The withdrawal announced Wednesday came just two months after the last
safety-labeling change. MacCarthy said the company found that, despite the
explicit warnings, doctors had continued to prescribe Baycol with Lopid and
to start patients at the maximum dose.
"Since this involved fatalities, we determined that this [the withdrawal] is
the appropriate thing to do in the interest of patient safety," MacCarthy
said, adding that Bayer was "likely to close" ongoing clinical studies of
Baycol, including experiments assessing the drug's effect on bone density
and stroke prevention. The company is withdrawing the drug worldwide except
for Japan, where neither the 0.8-milligram dose nor the other drug, Lopid,
is used.
But the danger is not limited to the combined use of Baycol and Lopid.
Nineteen of the 31 U.S. deaths cited by the FDA involved the use of Baycol
without Lopid. And because side effects from prescription drugs are reported
voluntarily in the U.S., epidemiologists believe the incidence of harm is
consistently underreported.
The withdrawal of Baycol amounts to another repudiation of the FDA's
frequent use of safety-labeling changes as tools to reduce risk, according
to some experts.
"It re-raises the question about people hiding behind labeling changes,"
said Dr. Alastair J.J. Wood, a former FDA advisory committee member who is a
professor of medicine and pharmacology at Vanderbilt University.
Said Dr. Raymond L. Woosley, the former pharmacology department chairman at
Georgetown University, "It shouldn't have taken nearly four years. This
[rhabdomyolysis] was a known reaction and consequence. . . . This drug was
used in hundreds of thousands of people."
Dr. Sidney Wolfe of the consumer group Public Citizen said the organization
is preparing a petition that will urge the FDA to impose new safety warnings
on the five statin drugs that remain on the market.
"All the statins cause rhabdomyolysis," he said. "Even with Baycol off the
market, people should be made aware of it."

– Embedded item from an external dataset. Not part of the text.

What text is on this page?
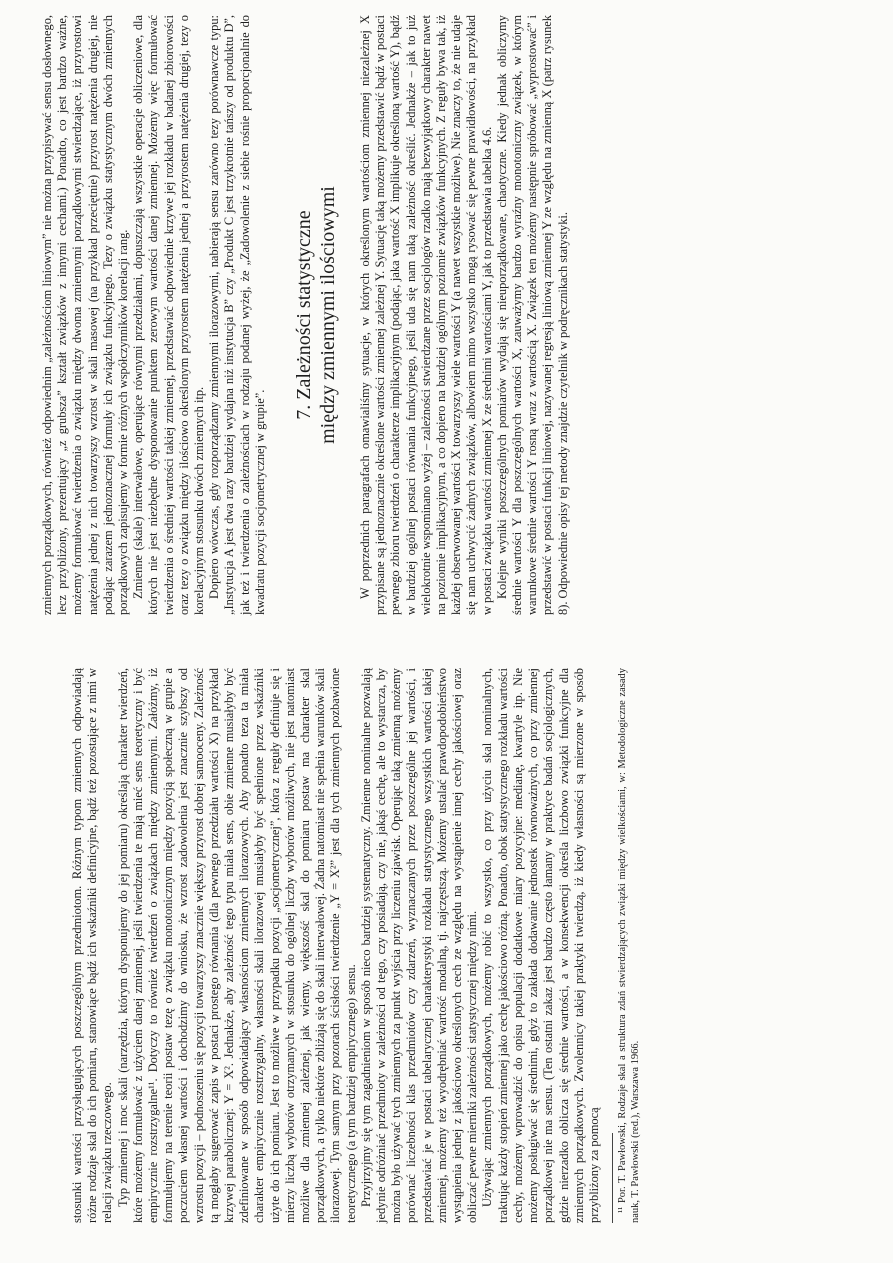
stosunki wartości przysługujących poszczególnym przedmiotom. Różnym typom zmiennych odpowiadają różne rodzaje skal do ich pomiaru, stanowiące bądź ich wskaźniki definicyjne, bądź też pozostające z nimi w relacji związku rzeczowego. Typ zmiennej i moc skali (narzędzia, którym dysponujemy do jej pomiaru) określają charakter twierdzeń, które możemy formułować z użyciem danej zmiennej, jeśli twierdzenia te mają mieć sens teoretyczny i być empirycznie rozstrzygalne¹¹. Dotyczy to również twierdzeń o związkach między zmiennymi. Załóżmy, iż formułujemy na terenie teorii postaw tezę o związku monotonicznym między pozycją społeczną w grupie a poczuciem własnej wartości i dochodzimy do wniosku, że wzrost zadowolenia jest znacznie szybszy od wzrostu pozycji – podnoszeniu się pozycji towarzyszy znacznie większy przyrost dobrej samooceny. Zależność tą mogłaby sugerować zapis w postaci prostego równania (dla pewnego przedziału wartości X) na przykład krzywej parabolicznej: Y = X². Jednakże, aby zależność tego typu miała sens, obie zmienne musiałyby być zdefiniowane w sposób odpowiadający własnościom zmiennych ilorazowych. Aby ponadto teza ta miała charakter empirycznie rozstrzygalny, własności skali ilorazowej musiałyby być spełnione przez wskaźniki użyte do ich pomiaru. Jest to możliwe w przypadku pozycji „socjometrycznej”, która z reguły definiuje się i mierzy liczbą wyborów otrzymanych w stosunku do ogólnej liczby wyborów możliwych, nie jest natomiast możliwe dla zmiennej zależnej, jak wiemy, większość skal do pomiaru postaw ma charakter skal porządkowych, a tylko niektóre zbliżają się do skali interwałowej. Żadna natomiast nie spełnia warunków skali ilorazowej. Tym samym przy pozorach ścisłości twierdzenie „Y = X²” jest dla tych zmiennych pozbawione teoretycznego (a tym bardziej empirycznego) sensu. Przyjrzyjmy się tym zagadnieniom w sposób nieco bardziej systematyczny. Zmienne nominalne pozwalają jedynie odróżniać przedmioty w zależności od tego, czy posiadają, czy nie, jakąś cechę, ale to wystarcza, by można było używać tych zmiennych za punkt wyjścia przy liczeniu zjawisk. Operując taką zmienną możemy porównać liczebności klas przedmiotów czy zdarzeń, wyznaczanych przez poszczególne jej wartości, i przedstawiać je w postaci tabelarycznej charakterystyki rozkładu statystycznego wszystkich wartości takiej zmiennej, możemy też wyodrębniać wartość modalną, tj. najczęstszą. Możemy ustalać prawdopodobieństwo wystąpienia jednej z jakościowo określonych cech ze względu na wystąpienie innej cechy jakościowej oraz obliczać pewne mierniki zależności statystycznej między nimi. Używając zmiennych porządkowych, możemy robić to wszystko, co przy użyciu skal nominalnych, traktując każdy stopień zmiennej jako cechę jakościowo różną. Ponadto, obok statystycznego rozkładu wartości cechy, możemy wprowadzić do opisu populacji dodatkowe miary pozycyjne: medianę, kwartyle itp. Nie możemy posługiwać się średnimi, gdyż to zakłada dodawanie jednostek równoważnych, co przy zmiennej porządkowej nie ma sensu. (Ten ostatni zakaz jest bardzo często łamany w praktyce badań socjologicznych, gdzie nierzadko oblicza się średnie wartości, a w konsekwencji określa liczbowo związki funkcyjne dla zmiennych porządkowych. Zwolennicy takiej praktyki twierdzą, iż kiedy własności są mierzone w sposób przybliżony za pomocą ¹¹ Por. T. Pawłowski, Rodzaje skal a struktura zdań stwierdzających związki między wielkościami, w: Metodologiczne zasady nauk, T. Pawłowski (red.), Warszawa 1966.

zmiennych porządkowych, również odpowiednim „zależnościom liniowym” nie można przypisywać sensu dosłownego, lecz przybliżony, prezentujący „z grubsza” kształt związków z innymi cechami.) Ponadto, co jest bardzo ważne, możemy formułować twierdzenia o związku między dwoma zmiennymi porządkowymi stwierdzające, iż przyrostowi natężenia jednej z nich towarzyszy wzrost w skali masowej (na przykład przeciętnie) przyrost natężenia drugiej, nie podając zarazem jednoznacznej formuły ich związku funkcyjnego. Tezy o związku statystycznym dwóch zmiennych porządkowych zapisujemy w formie różnych współczynników korelacji rang. Zmienne (skale) interwałowe, operujące równymi przedziałami, dopuszczają wszystkie operacje obliczeniowe, dla których nie jest niezbędne dysponowanie punktem zerowym wartości danej zmiennej. Możemy więc formułować twierdzenia o średniej wartości takiej zmiennej, przedstawiać odpowiednie krzywe jej rozkładu w badanej zbiorowości oraz tezy o związku między ilościowo określonym przyrostem natężenia jednej a przyrostem natężenia drugiej, tezy o korelacyjnym stosunku dwóch zmiennych itp. Dopiero wówczas, gdy rozporządzamy zmiennymi ilorazowymi, nabierają sensu zarówno tezy porównawcze typu: „Instytucja A jest dwa razy bardziej wydajna niż instytucja B” czy „Produkt C jest trzykrotnie tańszy od produktu D”, jak też i twierdzenia o zależnościach w rodzaju podanej wyżej, że „Zadowolenie z siebie rośnie proporcjonalnie do kwadratu pozycji socjometrycznej w grupie”.

7. Zależności statystyczne między zmiennymi ilościowymi W poprzednich paragrafach omawialiśmy sytuacje, w których określonym wartościom zmiennej niezależnej X przypisane są jednoznacznie określone wartości zmiennej zależnej Y. Sytuację taką możemy przedstawić bądź w postaci pewnego zbioru twierdzeń o charakterze implikacyjnym (podając, jaka wartość X implikuje określoną wartość Y), bądź w bardziej ogólnej postaci równania funkcyjnego, jeśli uda się nam taką zależność określić. Jednakże – jak to już wielokrotnie wspominano wyżej – zależności stwierdzane przez socjologów rzadko mają bezwyjątkowy charakter nawet na poziomie implikacyjnym, a co dopiero na bardziej ogólnym poziomie związków funkcyjnych. Z reguły bywa tak, iż każdej obserwowanej wartości X towarzyszy wiele wartości Y (a nawet wszystkie możliwe). Nie znaczy to, że nie udaje się nam uchwycić żadnych związków, albowiem mimo wszystko mogą rysować się pewne prawidłowości, na przykład w postaci związku wartości zmiennej X ze średnimi wartościami Y, jak to przedstawia tabelka 4.6. Kolejne wyniki poszczególnych pomiarów wydają się nieuporządkowane, chaotyczne. Kiedy jednak obliczymy średnie wartości Y dla poszczególnych wartości X, zauważymy bardzo wyraźny monotoniczny związek, w którym warunkowe średnie wartości Y rosną wraz z wartością X. Związek ten możemy następnie spróbować „wyprostować” i przedstawić w postaci funkcji liniowej, nazywanej regresją liniową zmiennej Y ze względu na zmienną X (patrz rysunek 8). Odpowiednie opisy tej metody znajdzie czytelnik w podręcznikach statystyki.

Wolfe also said he would write to authorities in Japan, urging them too to
take Baycol off the market.
In addition to Baycol, the other 11 drugs withdrawn since September 1997
were: Raplon, Lotronex, Propulsid, Rezulin, Raxar, Posicor, Duract,
Hismanal, Seldane, Redux and Pondomin.
The withdrawal of yet another recently approved drug should prompt Congress
to more closely scrutinize the performance of the FDA, said Daniel W.
Sigelman, who in the 1980s served as counsel to the House Subcommittee on
Human Resources and Intergovernmental Relations.
"This underscores the urgent need for Congress to resume investigations of
FDA's efforts to protect the public from unsafe drugs," said Sigelman, whose
law firm has sued at least one major drug manufacturer. "Regrettably, for
many years now, Congress has abdicated its responsibility here."